Retirement got so based around the work-save-retire concept that people focused on the money first. It didn't matter if you hated your job (or even were that good at it), as long as you had the right amount of money and benefits for your retirement. People's lives became too easily defined by bank accounts, investments, and the idea that someday work would end.
Of course this didn't work out. The Great Recession came, socio-economic changes came, and a lot of people made bad decisions. Now with many retirements in tatters, I think it's clear the idea of "I hate it but make money" was a shallow farce.
It's also clear why people who do what they like, progeeks like you and I, are better off for retirement.
Here are the reasons:
- Doing what you like removes the deadline of retirement. Without the idea of shutting your life down at a given age you can just embrace doing what you like and enjoying life. It gives you a life, not an expiration date.
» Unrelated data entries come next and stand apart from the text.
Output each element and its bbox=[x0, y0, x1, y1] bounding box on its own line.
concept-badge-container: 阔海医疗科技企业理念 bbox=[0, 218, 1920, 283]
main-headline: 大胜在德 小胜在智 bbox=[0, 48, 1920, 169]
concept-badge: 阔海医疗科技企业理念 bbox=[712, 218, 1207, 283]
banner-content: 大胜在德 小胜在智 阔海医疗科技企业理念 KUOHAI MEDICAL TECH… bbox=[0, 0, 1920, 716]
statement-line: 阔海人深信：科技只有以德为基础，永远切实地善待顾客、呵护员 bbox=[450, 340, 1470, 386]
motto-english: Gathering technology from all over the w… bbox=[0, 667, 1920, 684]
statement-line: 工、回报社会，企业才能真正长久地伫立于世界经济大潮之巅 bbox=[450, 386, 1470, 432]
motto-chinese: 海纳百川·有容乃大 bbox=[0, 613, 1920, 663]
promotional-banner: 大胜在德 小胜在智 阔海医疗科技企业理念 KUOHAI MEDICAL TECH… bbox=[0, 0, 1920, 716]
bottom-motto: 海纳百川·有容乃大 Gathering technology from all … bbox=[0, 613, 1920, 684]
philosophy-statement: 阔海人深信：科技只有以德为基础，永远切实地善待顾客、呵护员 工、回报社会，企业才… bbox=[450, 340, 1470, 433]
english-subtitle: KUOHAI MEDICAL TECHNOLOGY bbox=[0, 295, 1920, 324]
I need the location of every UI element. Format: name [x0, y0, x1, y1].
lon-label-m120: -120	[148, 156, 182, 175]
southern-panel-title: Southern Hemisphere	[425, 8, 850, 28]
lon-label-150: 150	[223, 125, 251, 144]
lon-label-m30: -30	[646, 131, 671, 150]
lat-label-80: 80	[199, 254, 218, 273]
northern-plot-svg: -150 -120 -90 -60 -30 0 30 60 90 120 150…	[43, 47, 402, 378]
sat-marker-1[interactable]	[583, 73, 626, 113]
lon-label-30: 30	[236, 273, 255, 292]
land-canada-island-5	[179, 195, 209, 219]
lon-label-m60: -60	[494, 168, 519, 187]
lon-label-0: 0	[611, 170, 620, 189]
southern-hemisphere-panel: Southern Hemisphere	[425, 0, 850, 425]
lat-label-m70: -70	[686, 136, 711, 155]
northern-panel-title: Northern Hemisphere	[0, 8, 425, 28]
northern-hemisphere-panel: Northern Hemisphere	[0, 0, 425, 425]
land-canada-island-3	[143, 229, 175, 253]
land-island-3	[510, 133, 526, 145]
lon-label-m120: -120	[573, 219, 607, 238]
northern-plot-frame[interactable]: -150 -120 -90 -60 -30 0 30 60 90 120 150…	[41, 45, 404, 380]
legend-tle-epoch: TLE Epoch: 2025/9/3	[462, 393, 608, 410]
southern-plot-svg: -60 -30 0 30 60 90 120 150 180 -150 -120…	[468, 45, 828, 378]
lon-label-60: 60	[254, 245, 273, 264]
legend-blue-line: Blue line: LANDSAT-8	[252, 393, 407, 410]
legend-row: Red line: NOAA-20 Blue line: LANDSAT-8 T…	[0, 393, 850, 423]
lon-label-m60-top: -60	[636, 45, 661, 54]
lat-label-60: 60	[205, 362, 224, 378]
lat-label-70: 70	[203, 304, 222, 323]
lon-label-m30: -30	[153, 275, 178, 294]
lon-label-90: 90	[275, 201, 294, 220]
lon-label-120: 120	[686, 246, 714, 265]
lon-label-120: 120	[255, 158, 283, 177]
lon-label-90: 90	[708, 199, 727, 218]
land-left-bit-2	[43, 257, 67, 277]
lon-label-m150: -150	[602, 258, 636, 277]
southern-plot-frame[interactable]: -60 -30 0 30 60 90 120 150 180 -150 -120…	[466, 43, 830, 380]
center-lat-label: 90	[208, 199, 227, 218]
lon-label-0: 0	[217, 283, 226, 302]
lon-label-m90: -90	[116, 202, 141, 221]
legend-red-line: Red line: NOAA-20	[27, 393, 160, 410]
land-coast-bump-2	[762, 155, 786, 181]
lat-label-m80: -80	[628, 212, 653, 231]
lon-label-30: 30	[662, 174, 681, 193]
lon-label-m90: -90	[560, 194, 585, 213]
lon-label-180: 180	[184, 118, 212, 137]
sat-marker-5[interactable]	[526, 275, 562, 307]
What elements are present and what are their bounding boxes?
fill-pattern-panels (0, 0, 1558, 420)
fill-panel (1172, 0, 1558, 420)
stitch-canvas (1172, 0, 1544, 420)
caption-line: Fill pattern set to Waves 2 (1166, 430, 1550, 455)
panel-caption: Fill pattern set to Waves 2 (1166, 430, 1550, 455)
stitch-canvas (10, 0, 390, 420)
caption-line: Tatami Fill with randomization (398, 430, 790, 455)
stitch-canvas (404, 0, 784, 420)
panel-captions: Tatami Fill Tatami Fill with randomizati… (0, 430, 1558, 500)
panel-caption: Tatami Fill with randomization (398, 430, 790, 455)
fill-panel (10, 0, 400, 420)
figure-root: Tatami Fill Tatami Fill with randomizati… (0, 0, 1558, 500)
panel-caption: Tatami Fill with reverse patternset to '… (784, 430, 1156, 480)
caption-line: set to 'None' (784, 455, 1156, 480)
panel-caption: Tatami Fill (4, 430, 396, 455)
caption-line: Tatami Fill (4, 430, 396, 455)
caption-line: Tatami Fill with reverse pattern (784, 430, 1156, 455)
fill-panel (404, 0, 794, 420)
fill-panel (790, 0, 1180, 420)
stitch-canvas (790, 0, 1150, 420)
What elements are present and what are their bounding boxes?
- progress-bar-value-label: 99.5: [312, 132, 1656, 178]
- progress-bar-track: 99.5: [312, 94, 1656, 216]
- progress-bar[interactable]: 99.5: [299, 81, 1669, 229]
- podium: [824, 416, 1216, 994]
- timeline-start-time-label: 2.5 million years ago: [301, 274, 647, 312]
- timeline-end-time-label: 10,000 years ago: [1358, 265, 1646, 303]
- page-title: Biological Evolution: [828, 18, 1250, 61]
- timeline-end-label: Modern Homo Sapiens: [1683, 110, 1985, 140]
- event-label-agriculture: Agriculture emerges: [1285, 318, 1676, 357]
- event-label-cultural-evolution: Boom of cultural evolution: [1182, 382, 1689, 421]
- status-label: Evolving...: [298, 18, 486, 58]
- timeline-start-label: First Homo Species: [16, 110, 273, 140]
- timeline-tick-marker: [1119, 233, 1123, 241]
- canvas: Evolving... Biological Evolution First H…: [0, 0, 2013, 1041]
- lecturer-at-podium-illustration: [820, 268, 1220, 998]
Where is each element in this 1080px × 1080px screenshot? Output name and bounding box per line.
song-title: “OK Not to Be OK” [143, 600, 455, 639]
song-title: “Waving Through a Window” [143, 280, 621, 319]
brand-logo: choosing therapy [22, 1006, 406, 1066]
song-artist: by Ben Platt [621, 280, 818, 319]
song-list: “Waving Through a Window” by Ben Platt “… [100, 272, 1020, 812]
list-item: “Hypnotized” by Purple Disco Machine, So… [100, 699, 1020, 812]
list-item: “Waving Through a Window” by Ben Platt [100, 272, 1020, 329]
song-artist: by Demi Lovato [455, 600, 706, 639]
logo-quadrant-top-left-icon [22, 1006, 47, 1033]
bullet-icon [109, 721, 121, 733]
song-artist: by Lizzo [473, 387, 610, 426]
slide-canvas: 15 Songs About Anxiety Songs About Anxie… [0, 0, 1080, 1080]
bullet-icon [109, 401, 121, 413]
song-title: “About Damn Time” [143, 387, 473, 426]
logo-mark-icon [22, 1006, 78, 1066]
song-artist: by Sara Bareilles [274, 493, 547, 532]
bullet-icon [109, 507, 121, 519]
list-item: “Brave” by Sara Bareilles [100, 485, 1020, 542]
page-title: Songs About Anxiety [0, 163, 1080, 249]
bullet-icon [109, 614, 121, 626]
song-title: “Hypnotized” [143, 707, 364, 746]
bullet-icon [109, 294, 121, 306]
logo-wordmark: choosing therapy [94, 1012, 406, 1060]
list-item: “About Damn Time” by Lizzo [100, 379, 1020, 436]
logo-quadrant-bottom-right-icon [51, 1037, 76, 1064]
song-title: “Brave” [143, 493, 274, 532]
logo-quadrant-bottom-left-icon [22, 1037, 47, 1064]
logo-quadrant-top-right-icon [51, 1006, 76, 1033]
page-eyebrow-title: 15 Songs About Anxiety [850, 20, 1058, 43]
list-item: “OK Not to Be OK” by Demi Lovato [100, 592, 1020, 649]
What's wrong with working until you drop if your work is meaningful?
- Doing what you like gives you enthusiasm and energy because you're not facing a grind you hate. You'll do better, probably make more money, and certainly get more out of your life.
- Doing what you like opens you up to new opportunities. This will give you new opportunities to make money and have a life – which will go a long way to a good retirement (if you ever truly retire).
- Doing what you like focuses you on sustaining your life and what you care about, not an "escape" later in life. You'll build your life around what you care about, as opposed to waiting.
The retirement we knew, the myth, was really a farce for too many. Better to build your life around what you care about and find ways to sustain that.
One size doesn't fit all. In fact, for retirements, I don't think one size really ever existed anyway.